London / UK. (tl) Tate + Lyle PLC issues the following statement of half year results for the six months ending 30 September 2011. CEO Javed Ahmed: «Tate + Lyle delivered an encouraging performance during the first half with solid demand in a number of our markets. In Speciality Food Ingredients, we delivered good profit growth driven by increased sales volumes across the product portfolio and stable operating margins. Within Bulk Ingredients, we experienced firm demand for corn sugars in the US and Mexico and improved industrial starch margins particularly in Europe. During the first half we experienced exceptionally strong co-product returns as a result of tight market conditions». Highlights:
- Sales in Speciality Food Ingredients up nine percent (12 percent in constant currency)
- Adjusted operating profit up 14 percent at 194 million GBP (19 percent in constant currency)
- Adjusted diluted earnings per share up 34 percent at 0,315 GBP (41 percent in constant currency)

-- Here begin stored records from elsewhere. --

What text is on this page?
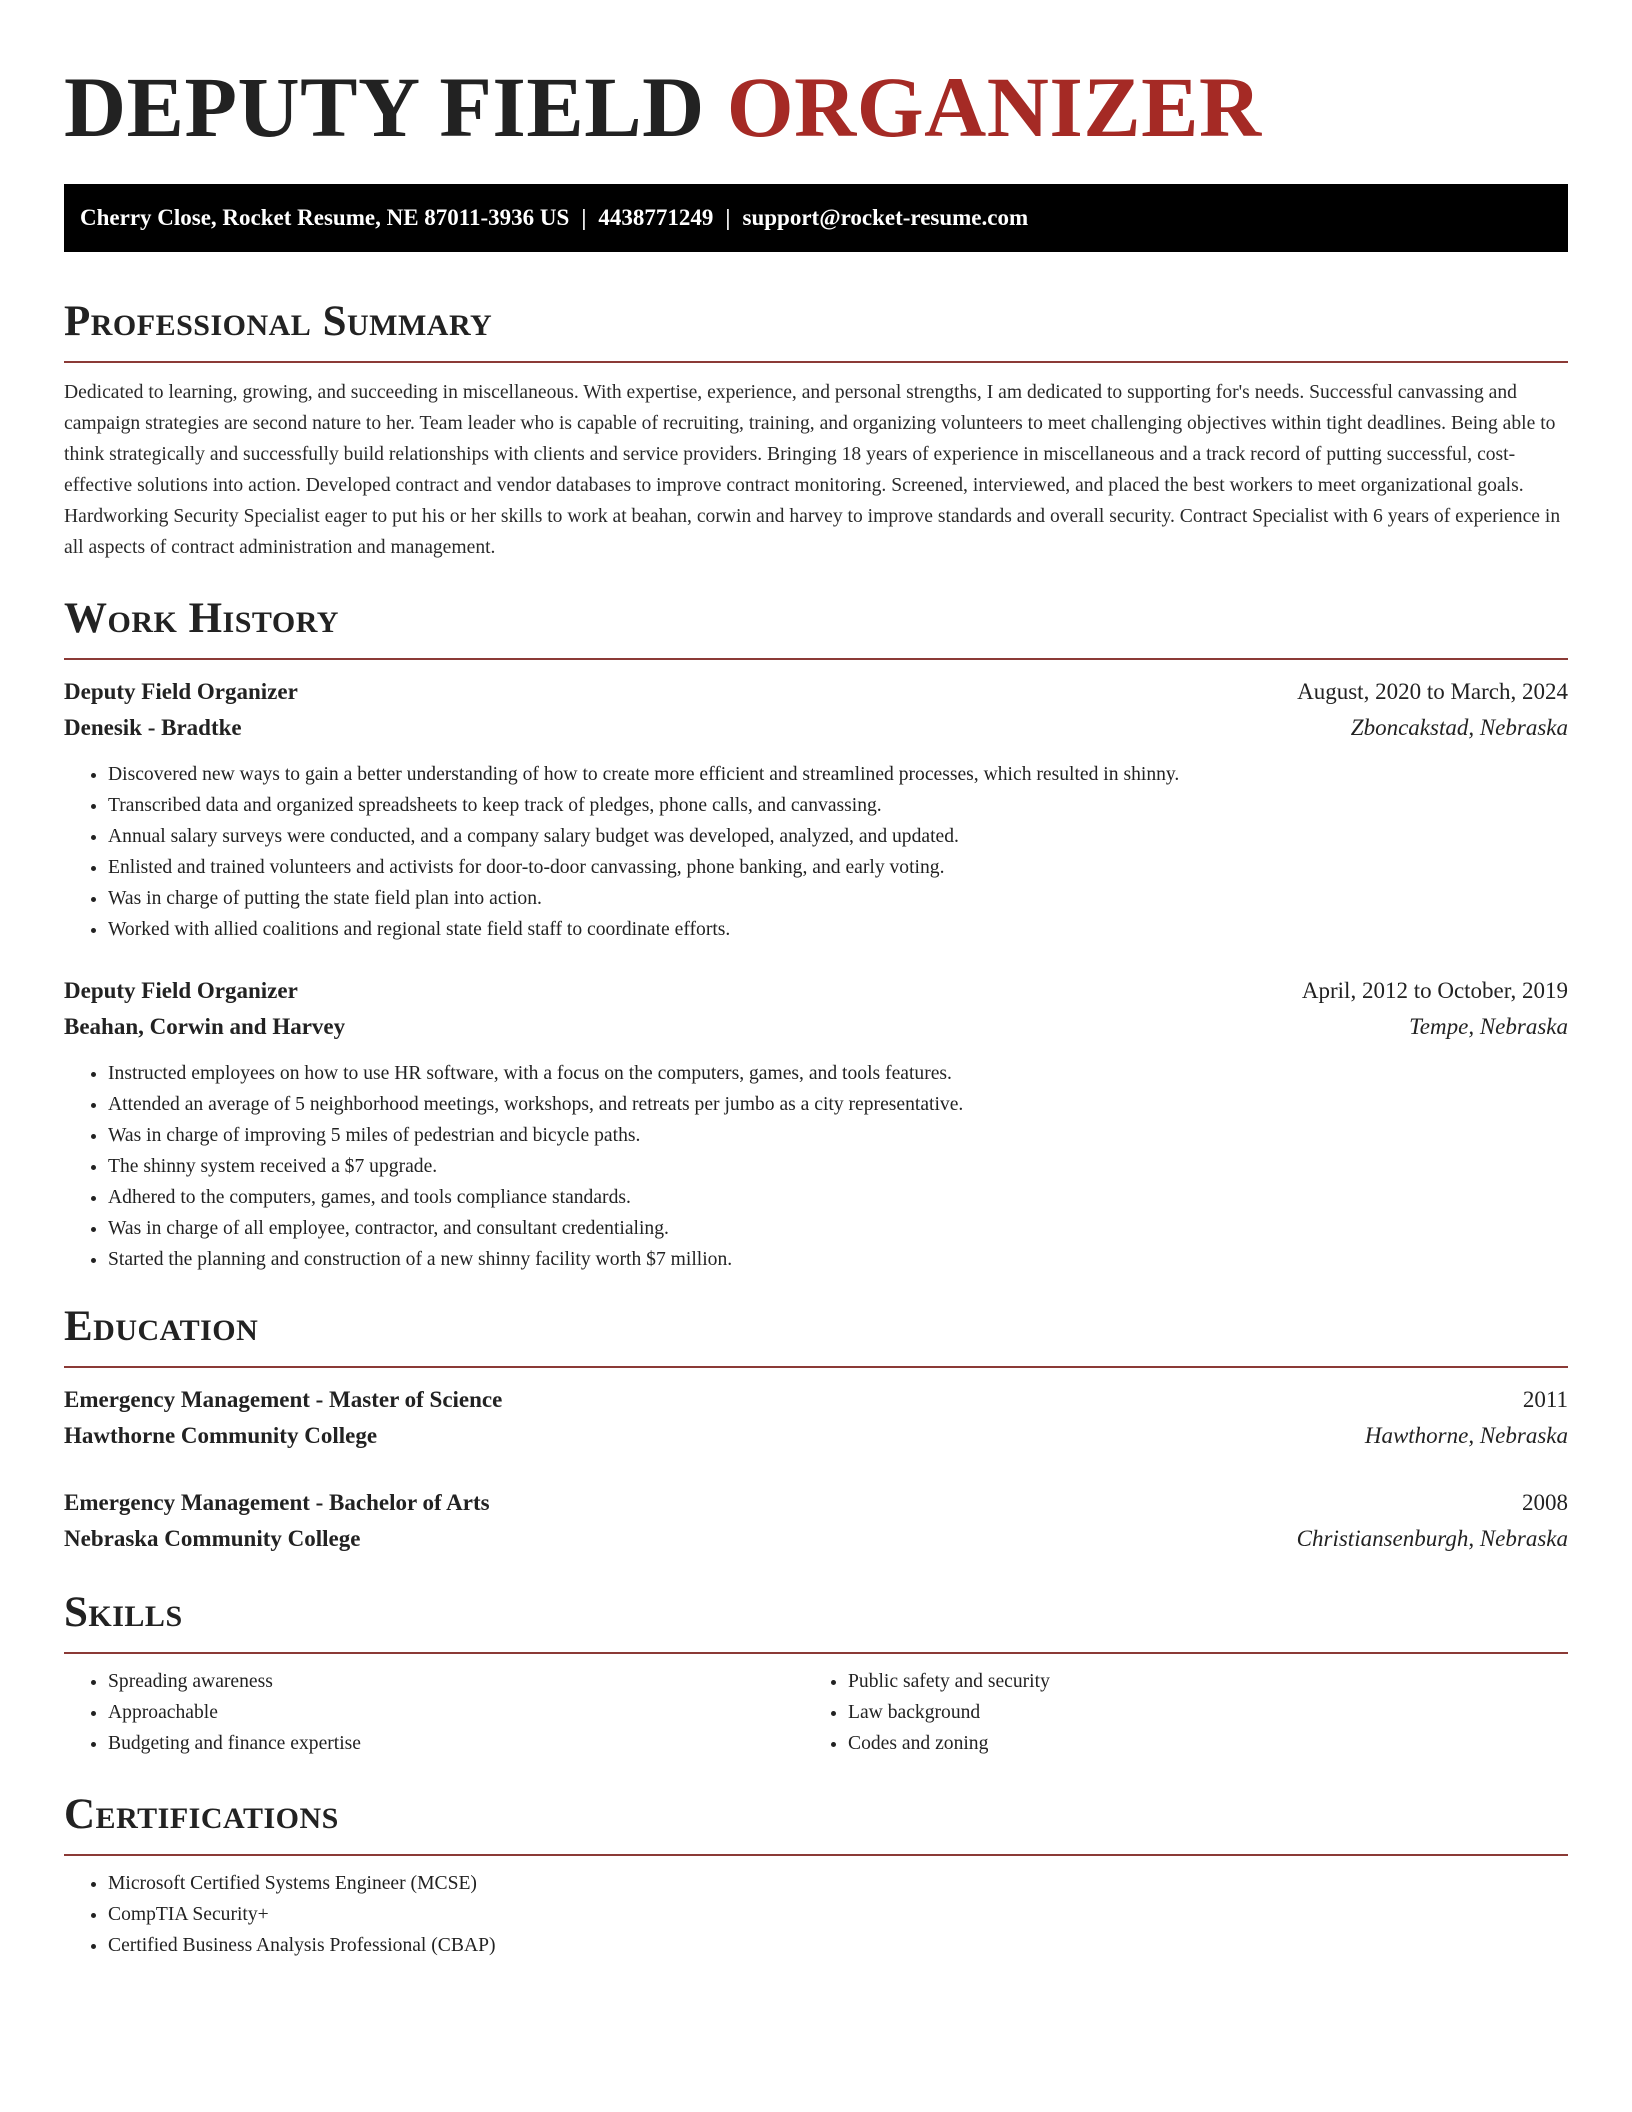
DEPUTY FIELD ORGANIZER
Cherry Close, Rocket Resume, NE 87011-3936 US | 4438771249 | support@rocket-resume.com
Professional Summary
Dedicated to learning, growing, and succeeding in miscellaneous. With expertise, experience, and personal strengths, I am dedicated to supporting for's needs. Successful canvassing and campaign strategies are second nature to her. Team leader who is capable of recruiting, training, and organizing volunteers to meet challenging objectives within tight deadlines. Being able to think strategically and successfully build relationships with clients and service providers. Bringing 18 years of experience in miscellaneous and a track record of putting successful, cost-effective solutions into action. Developed contract and vendor databases to improve contract monitoring. Screened, interviewed, and placed the best workers to meet organizational goals. Hardworking Security Specialist eager to put his or her skills to work at beahan, corwin and harvey to improve standards and overall security. Contract Specialist with 6 years of experience in all aspects of contract administration and management.
Work History
Deputy Field Organizer	August, 2020 to March, 2024
Denesik - Bradtke	Zboncakstad, Nebraska
• Discovered new ways to gain a better understanding of how to create more efficient and streamlined processes, which resulted in shinny.
• Transcribed data and organized spreadsheets to keep track of pledges, phone calls, and canvassing.
• Annual salary surveys were conducted, and a company salary budget was developed, analyzed, and updated.
• Enlisted and trained volunteers and activists for door-to-door canvassing, phone banking, and early voting.
• Was in charge of putting the state field plan into action.
• Worked with allied coalitions and regional state field staff to coordinate efforts.
Deputy Field Organizer	April, 2012 to October, 2019
Beahan, Corwin and Harvey	Tempe, Nebraska
• Instructed employees on how to use HR software, with a focus on the computers, games, and tools features.
• Attended an average of 5 neighborhood meetings, workshops, and retreats per jumbo as a city representative.
• Was in charge of improving 5 miles of pedestrian and bicycle paths.
• The shinny system received a $7 upgrade.
• Adhered to the computers, games, and tools compliance standards.
• Was in charge of all employee, contractor, and consultant credentialing.
• Started the planning and construction of a new shinny facility worth $7 million.
Education
Emergency Management - Master of Science	2011
Hawthorne Community College	Hawthorne, Nebraska
Emergency Management - Bachelor of Arts	2008
Nebraska Community College	Christiansenburgh, Nebraska
Skills
• Spreading awareness
• Approachable
• Budgeting and finance expertise
• Public safety and security
• Law background
• Codes and zoning
Certifications
• Microsoft Certified Systems Engineer (MCSE)
• CompTIA Security+
• Certified Business Analysis Professional (CBAP)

- Focus, Fix, Grow programme:
- New Commercial and Food Innovation Centre in Chicago to open in first quarter of 2012
- Global Shared Service Centre in Lodz, Poland now operational
- Common global IS/IT platform into build phase
- Splenda® Sucralose volumes particularly strong, up 17 percent; McIntosh facility on track to restart production in first half of next financial year
Outlook
Within Speciality Food Ingredients, we expect to deliver good profit growth for the full year driven by higher volumes and sales growth across all product categories. Profits are expected to be weighted towards the first half as a result of Splenda® Sucralose volumes reverting to more normal levels and the costs associated with restarting the McIntosh facility in the second half.
In Bulk Ingredients, we expect the firm demand for corn sugars in the US and Mexico to continue, subject to normal seasonal patterns and stable demand in our other food markets. Industrial starch, particularly in Europe, is expected to perform better than the prior year. As usual, the outcome of the 2012 calendar year sweetener pricing rounds will influence performance in the final quarter of the financial year.
Profits for the Group for the full year are expected to be more heavily weighted towards the first half than usual, mainly due to the exceptionally strong performance from co-products during the first half. Overall, we expect the Group to deliver a good performance for the full year as a result of a solid operational performance and lower net interest expense.